Wartung von Kühltürmen: Füllkörper, Drift, Lüfter und Wasserqualität ist die disziplinierte Instandhaltung eines Verdunstungskühlturms, damit er die Wärme bei seiner Auslegungsleistung weiterhin abführt. Ein offener Kühlturm kühlt Wasser, indem ein kleiner Teil des Umlaufwassers über eine Füllpackung verdunstet, während ein bewegter Luftstrom die Wärme abführt.

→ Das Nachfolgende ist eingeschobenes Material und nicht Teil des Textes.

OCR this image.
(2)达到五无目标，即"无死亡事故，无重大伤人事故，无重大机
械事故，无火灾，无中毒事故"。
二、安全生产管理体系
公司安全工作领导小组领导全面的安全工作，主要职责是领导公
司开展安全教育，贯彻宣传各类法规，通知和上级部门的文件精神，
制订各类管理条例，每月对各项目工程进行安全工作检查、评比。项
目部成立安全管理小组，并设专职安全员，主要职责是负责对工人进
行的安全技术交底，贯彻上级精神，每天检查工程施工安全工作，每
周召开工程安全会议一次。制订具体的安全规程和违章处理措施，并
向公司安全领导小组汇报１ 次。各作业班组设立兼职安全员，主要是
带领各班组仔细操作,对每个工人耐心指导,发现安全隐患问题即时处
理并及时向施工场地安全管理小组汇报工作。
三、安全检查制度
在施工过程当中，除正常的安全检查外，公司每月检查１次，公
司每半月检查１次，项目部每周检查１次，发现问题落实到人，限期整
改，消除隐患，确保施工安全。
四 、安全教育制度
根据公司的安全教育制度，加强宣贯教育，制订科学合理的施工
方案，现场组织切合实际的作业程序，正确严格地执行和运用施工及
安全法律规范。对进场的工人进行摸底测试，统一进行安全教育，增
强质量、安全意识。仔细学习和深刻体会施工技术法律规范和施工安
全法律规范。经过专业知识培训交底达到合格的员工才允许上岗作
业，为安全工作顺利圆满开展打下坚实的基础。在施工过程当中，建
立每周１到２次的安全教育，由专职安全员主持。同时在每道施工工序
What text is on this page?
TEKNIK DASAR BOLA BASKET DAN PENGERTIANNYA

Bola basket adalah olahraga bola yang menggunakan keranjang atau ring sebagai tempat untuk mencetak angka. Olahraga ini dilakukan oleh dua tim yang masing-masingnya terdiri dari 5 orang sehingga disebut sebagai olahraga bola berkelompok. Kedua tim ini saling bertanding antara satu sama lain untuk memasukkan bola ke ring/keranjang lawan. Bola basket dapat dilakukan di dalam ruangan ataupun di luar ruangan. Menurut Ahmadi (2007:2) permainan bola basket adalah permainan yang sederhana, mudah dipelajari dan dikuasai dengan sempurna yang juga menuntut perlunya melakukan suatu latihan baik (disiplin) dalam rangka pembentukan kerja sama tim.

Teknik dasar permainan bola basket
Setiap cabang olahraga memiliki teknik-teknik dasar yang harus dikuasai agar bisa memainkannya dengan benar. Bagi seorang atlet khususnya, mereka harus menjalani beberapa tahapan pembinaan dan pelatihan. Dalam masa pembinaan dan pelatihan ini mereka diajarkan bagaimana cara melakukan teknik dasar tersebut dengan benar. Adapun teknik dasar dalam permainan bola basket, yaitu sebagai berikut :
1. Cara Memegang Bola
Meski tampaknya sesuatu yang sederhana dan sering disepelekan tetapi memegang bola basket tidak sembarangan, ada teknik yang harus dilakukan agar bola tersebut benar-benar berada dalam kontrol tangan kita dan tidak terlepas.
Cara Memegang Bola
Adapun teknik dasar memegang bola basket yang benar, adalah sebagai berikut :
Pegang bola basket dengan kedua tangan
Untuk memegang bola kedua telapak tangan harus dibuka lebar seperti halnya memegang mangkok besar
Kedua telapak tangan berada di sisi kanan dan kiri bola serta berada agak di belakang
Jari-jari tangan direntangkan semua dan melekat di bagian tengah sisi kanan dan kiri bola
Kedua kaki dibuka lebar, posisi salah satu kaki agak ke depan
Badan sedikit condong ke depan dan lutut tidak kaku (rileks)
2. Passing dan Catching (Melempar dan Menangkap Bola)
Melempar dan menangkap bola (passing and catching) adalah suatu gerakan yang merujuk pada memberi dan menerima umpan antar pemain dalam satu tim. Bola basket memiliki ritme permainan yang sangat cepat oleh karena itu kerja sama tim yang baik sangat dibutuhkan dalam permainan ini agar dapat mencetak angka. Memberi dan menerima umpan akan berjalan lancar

Da der Prozess gelöste Feststoffe konzentriert und ständig warme Oberflächen benetzt, ist der Turm anfällig für Kalkablagerungen, Verschmutzungen, Korrosion und biologisches Wachstum. Vernachlässigt man eines davon, sinkt die thermische Leistung schleichend, treibt die Annäherungstemperatur in die Höhe und reduziert die nutzbare Kapazität, lange bevor etwas offensichtlich versagt.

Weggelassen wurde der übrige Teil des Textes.